Dr Wood said that the campaign would be looking for more people to get involved and take forward its work. She would be meeting the campaign’s vice-chairwoman Fiona Fraser to look ahead and make plans to take the campaign forward.
“That is for the future, but I know Pat would be disappointed if we just said, ‘Oh well, that’s it’ and just drew a line under it.”
Dr Wood is continuing to receive treatment at Ninewells where her disease is closely monitored by the medical teams who came to know her well as a campaigner long before she presented as a patient last year.
She says she gets very special treatment, not because of who she is, but where she is. She firmly believes that everybody in Tayside with cancer gets special treatment because there are world-leading cancer specialists in Dundee.
The next goal of the campaign is to raise £1.5 million for a personalised medicine project that aims to predict why some people respond to drug treatments and others don’t, then predict what drugs in what doses will help individuals.
Already £1 million has been raised and Dr Wood has every confidence the rest of the cash will roll in.
The campaign’s record is such that those behind the project are forging ahead, instructing the architects and builders who will refurbish a laboratory block at Ninewells that will house the project’s scientists.

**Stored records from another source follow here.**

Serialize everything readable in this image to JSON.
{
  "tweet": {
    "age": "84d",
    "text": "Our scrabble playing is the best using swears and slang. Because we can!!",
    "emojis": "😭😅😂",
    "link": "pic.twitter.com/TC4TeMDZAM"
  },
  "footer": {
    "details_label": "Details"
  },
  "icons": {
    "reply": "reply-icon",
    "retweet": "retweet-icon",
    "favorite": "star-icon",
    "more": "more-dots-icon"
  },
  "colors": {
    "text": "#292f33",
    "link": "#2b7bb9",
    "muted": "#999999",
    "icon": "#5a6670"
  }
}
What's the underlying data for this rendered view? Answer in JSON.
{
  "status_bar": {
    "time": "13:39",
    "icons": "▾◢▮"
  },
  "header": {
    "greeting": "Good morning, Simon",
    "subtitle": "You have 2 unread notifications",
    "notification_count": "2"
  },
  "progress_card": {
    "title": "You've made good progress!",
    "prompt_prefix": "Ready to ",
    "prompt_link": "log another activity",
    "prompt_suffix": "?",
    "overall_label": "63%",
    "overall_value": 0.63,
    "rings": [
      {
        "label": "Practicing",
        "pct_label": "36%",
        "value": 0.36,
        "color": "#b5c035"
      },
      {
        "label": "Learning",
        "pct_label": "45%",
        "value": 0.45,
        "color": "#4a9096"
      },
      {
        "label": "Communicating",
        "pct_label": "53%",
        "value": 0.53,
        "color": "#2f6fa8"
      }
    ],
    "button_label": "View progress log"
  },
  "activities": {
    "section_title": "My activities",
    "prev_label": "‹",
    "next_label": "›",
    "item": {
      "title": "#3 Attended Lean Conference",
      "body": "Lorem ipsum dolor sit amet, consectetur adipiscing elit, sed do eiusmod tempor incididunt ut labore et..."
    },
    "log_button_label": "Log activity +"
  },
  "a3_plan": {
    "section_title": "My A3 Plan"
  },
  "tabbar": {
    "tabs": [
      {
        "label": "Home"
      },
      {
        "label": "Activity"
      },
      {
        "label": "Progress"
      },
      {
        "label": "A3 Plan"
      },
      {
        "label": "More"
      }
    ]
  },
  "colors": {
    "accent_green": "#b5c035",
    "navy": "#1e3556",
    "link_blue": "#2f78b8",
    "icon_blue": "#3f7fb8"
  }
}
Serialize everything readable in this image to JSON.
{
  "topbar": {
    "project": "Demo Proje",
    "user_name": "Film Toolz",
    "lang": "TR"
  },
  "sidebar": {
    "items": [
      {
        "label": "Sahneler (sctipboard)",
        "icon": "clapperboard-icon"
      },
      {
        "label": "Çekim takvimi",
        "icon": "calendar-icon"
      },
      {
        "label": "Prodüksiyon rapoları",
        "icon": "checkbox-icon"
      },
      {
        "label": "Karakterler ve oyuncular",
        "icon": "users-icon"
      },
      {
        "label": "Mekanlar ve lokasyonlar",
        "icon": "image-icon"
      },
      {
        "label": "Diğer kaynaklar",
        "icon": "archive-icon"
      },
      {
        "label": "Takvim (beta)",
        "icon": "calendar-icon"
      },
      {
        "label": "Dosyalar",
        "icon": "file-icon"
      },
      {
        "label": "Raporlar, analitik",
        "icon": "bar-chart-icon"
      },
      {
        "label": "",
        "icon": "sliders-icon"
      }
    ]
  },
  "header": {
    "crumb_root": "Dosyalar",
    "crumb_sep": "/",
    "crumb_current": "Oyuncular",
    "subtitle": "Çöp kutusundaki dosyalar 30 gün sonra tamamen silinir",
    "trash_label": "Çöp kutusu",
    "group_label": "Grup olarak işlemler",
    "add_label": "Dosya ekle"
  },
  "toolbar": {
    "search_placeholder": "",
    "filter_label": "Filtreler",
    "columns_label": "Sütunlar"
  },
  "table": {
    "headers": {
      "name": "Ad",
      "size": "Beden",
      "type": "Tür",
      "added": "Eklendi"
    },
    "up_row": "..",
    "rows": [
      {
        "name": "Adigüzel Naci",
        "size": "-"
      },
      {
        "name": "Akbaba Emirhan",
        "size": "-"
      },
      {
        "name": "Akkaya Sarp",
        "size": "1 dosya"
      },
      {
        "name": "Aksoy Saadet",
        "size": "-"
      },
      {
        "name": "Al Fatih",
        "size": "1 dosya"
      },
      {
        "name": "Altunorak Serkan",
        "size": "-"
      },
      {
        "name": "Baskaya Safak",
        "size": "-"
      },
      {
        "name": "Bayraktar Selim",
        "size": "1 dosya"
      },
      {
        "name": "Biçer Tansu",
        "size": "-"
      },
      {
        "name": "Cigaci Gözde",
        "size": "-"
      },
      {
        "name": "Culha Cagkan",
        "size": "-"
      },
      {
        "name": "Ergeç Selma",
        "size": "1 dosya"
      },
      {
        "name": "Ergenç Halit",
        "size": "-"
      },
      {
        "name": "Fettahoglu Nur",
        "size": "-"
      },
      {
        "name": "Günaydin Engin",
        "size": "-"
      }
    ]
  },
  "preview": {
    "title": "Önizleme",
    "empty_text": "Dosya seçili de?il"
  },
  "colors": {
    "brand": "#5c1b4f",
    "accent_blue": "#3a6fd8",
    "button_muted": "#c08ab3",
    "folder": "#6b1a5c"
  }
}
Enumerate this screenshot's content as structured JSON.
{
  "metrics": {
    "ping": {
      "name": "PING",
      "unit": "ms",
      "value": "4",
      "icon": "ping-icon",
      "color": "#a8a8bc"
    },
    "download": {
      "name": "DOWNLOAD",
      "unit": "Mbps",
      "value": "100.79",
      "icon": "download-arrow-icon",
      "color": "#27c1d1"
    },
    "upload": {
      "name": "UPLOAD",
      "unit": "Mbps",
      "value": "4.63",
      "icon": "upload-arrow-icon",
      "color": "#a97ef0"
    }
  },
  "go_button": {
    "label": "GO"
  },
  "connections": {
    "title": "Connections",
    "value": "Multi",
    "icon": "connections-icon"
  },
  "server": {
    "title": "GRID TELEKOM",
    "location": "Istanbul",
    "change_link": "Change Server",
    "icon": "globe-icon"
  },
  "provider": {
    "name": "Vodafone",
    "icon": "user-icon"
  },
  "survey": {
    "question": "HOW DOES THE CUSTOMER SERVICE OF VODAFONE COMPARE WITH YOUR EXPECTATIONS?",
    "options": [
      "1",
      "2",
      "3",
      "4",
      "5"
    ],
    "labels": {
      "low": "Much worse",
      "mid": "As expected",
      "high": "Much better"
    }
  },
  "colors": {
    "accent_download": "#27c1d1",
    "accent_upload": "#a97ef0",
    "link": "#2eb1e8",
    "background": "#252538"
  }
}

The refurbishment is expected to take six months and is due to start in the autumn.
The space will also be home to the new chair of cancer biology, a development announced shortly before Dr McPherson’s death last month, that will bear his name and be a fitting honour to the man who did so much to advance cancer research and treatment.
“I think he deserved a knighthood but a knighthood would have died with him,” said Dr Wood. “With this his name will live on. The Dr Pat McPherson chair in cancer biology will always be there.”